Accordingly, the order of the Supreme Court is reversed insofar as appealed from, on the law, with costs, the cross motion is granted, it is declared that the defendants did not violate the plaintiff’s right to answer and defend administrative disciplinary charges against him, and the complaint is otherwise dismissed.

Lawrence, J. P., Santucci and Altman, JJ., concur.

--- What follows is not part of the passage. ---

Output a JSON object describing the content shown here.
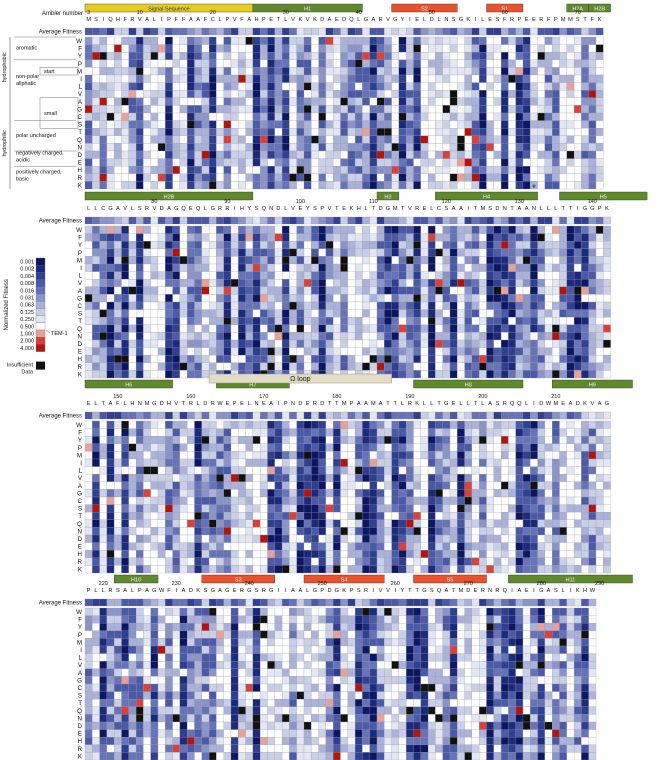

Ordered that the order is reversed insofar as appealed from, on the law, with costs, the cross motion is granted, it is declared that the defendants did not violate the plaintiff’s right to answer and defend administrative disciplinary charges against him, and the complaint is otherwise dismissed. 
      
       In Service, the Supreme Court held that while the Secretary of State was under no obligation to provide any procedural protections when terminating foreign service officers, once he adopted regulations setting up procedures, he was bound by those regulations. In Accardi, the Supreme Court vacated a deportation order of the Justice Department on the ground that the agency had violated its own rules in failing to exercise independent discretion during the course of a deportation hearing. In Vitarelli, the Department of the Interior discharged an employee without following the procedures dictated by the Department’s own regulations. The Supreme Court held that the Secretary, having chosen to proceed against the petitioner on security grounds, was bound by the regulations which he himself had promulgated for dealing with cases of this nature.